You are too just, Lord,
for me to dispute with you,
but I would like to talk with you about justice.
Why do the ways of the wicked prosper?
Why do all the treacherous live at ease?
You have planted them and they have taken root;
they grow and bring forth fruit.
You are near to their mouths
but far from their hearts.

Jeremiah 12, 1-2

 
Friday
10

An open cluster is a group of stars held together by gravitational
forces. The number of stars can be in the thousands. Their low attraction favors a chaotic arrangement around the center of the system.

This untidy formation resembled that of the thousands of little
towns, villages and hamlets which dotted the vast plain where
Cristiano Zena and his father lived.

The snow that had fallen all night on the plain had whitened the
fields, the houses and the factories. The only things it had not covered were the thick, incandescent cables of the power stations, the
lamps on the billboards, and the Forgese, the big winding river which
linked the mountains up in the north with the sea down to the south.

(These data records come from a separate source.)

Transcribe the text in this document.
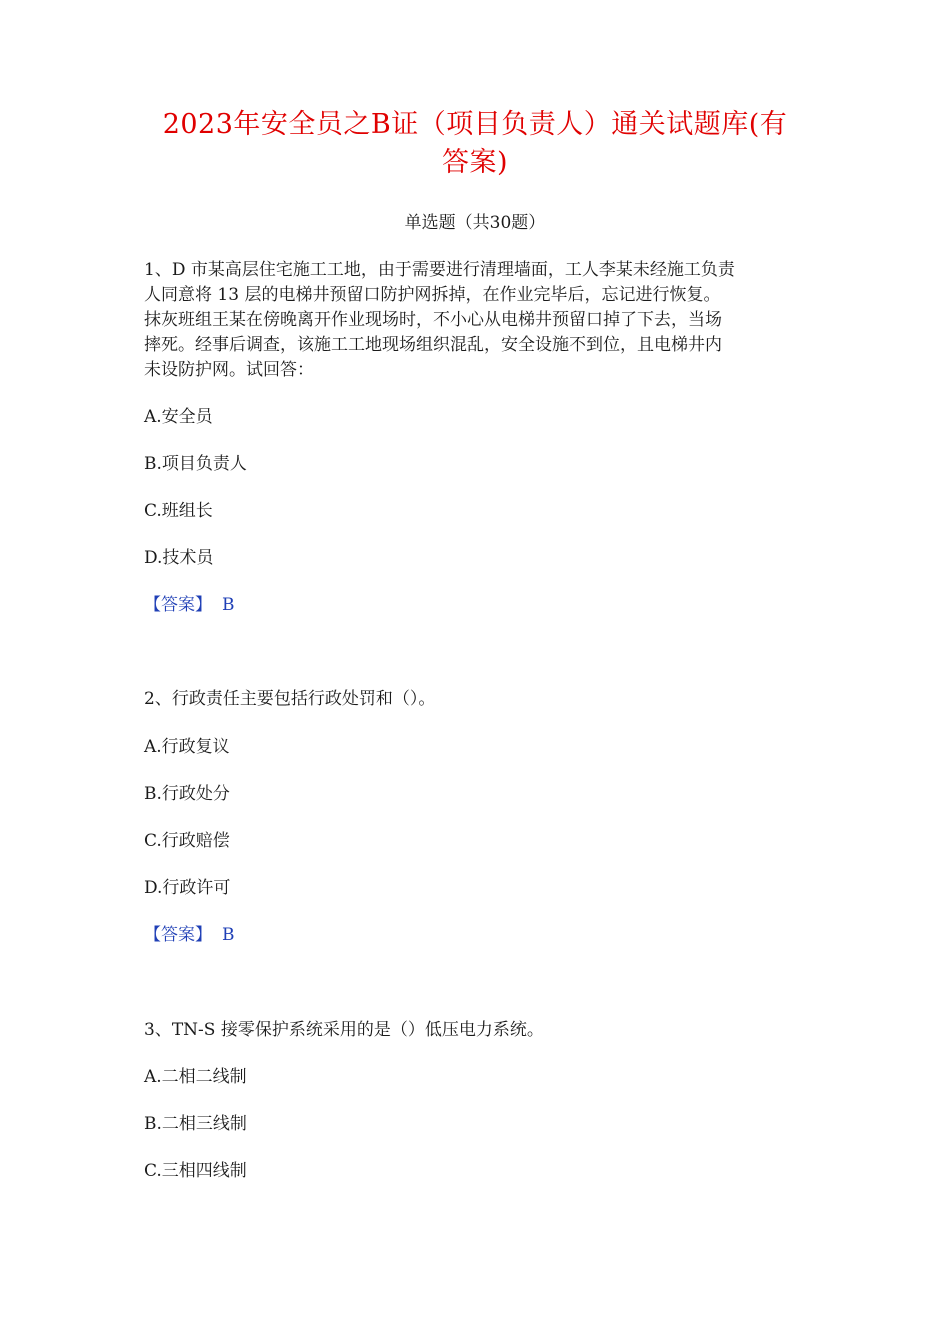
2023年安全员之B证（项目负责人）通关试题库(有
答案)
单选题（共30题）
1、D 市某高层住宅施工工地，由于需要进行清理墙面，工人李某未经施工负责
人同意将 13 层的电梯井预留口防护网拆掉，在作业完毕后，忘记进行恢复。
抹灰班组王某在傍晚离开作业现场时，不小心从电梯井预留口掉了下去，当场
摔死。经事后调查，该施工工地现场组织混乱，安全设施不到位，且电梯井内
未设防护网。试回答：
A.安全员
B.项目负责人
C.班组长
D.技术员
【答案】 B
2、行政责任主要包括行政处罚和（）。
A.行政复议
B.行政处分
C.行政赔偿
D.行政许可
【答案】 B
3、TN-S 接零保护系统采用的是（）低压电力系统。
A.二相二线制
B.二相三线制
C.三相四线制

But at the first light of dawn the snow changed to a thin, persistent
drizzle which in less than an hour melted the white mantle that had
momentarily made the plain as beautiful as a cool albino model wrapped
in an Arctic fox fur. Varrano, San Rocco, Rocca Seconda, Murelle,
Giardino Fiorito, Marzio, Bogognano, Semerese and all the other towns
and villages re-emerged with their dingy colors, with their small or large
areas of urban sprawl, with their modern two-storey houses surrounded
by frost-browned lawns, with their prefabricated industrial buildings,
their credit institutions, their overpasses, their car dealerships and courtyards, and with their vast expanses of mud.

11

At a quarter past six in the morning Corrado Rumitz, commonly
known as Quattro Formaggi because of his consuming passion
for the pizza of that name, his staple diet for the best part of his thirty-eight years, was sitting on a shabby, flower-patterned sofa
having his breakfast.

He was wearing his home clothes: dirty underpants, an anklelength tartan dressing-gown and a pair of battered Camperos boots,
a relic of the old millennium.

With his gaze fixed on the little area in front of the kitchen, he
took a biscuit out of a packet, dunked it in a bowl of milk and
shoved it whole into his mouth. He repeated the action with metronomic regularity.